Liquid Intelligence: The Art and Science of the Perfect Cocktail by Dave Arnold: I’ve sung the praises of the creative mind of Dave Arnold, and this book is a really fun entry into his process. For him, a cocktail should be as carefully crafted as anything else you would eat or drink, and his meticulousness to detail (as well his embracing of modernist and other unconventional techniques) makes you really want to savor the cocktail that is poured in front of you.
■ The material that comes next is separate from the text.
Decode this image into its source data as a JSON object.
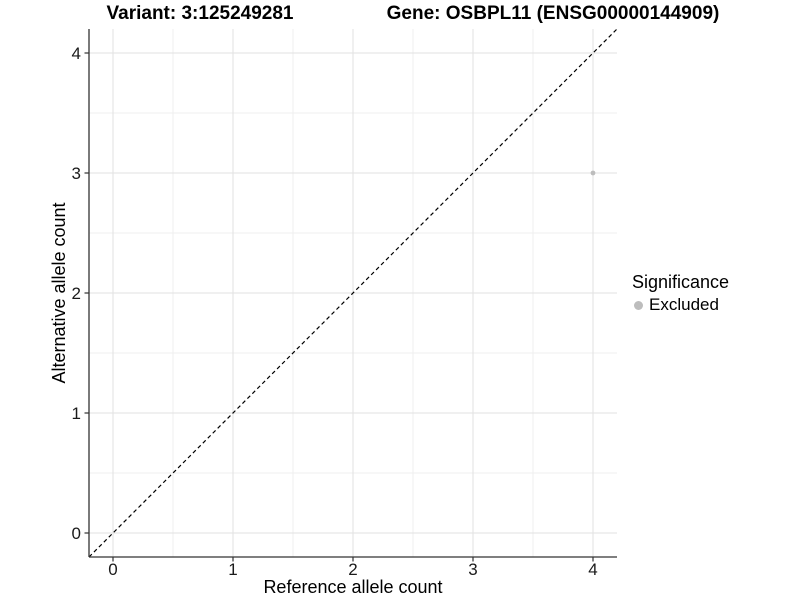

With the recent closure of his bar Booker and Dax due to Momofuku Ssam’s renovations, this is the easiest way to get a taste of that experience, and while I doubt you’ll be buying dewars of nitrogen anytime soon, I guarantee you’ll start adding pinches of salt to your cocktails in order to enhance their flavor.
Tuscany by The Silver Spoon: Truthfully, I’ve always kind of avoided Tuscan food because of all of the Italian regions, it felt the most overdone here in America because it’s such a popular area of the country to visit. But I was such a fan of the Puglia cookbook from The Silver Spoon last year that I flipped through the Amazon preview of this book and it sufficiently piqued my interest enough to ask for it for my birthday, and I was pleasantly surprised to see how it went far beyond the typical Florentine steaks I was so used to seeing. (There is a recipe for one, of course, but there is also so much more to discover here too.) I’m hoping that the team behind The Silver Spoon eventually releases a Piemonte cookbook, but in the meantime I’m probably going to be tempted to add yet another Sicilian cookbook to my shelf because I’ve enjoyed the first two so much.
If current events have left you feeling pretty meh about the act of buying stuff, there’s always the opportunity to support some great causes that could really use your help ahead of the incoming administration, ranging from your local food bank (always a good idea) to a myriad of organizations looking to defend and support anyone who might be vulnerable in this crappy new world.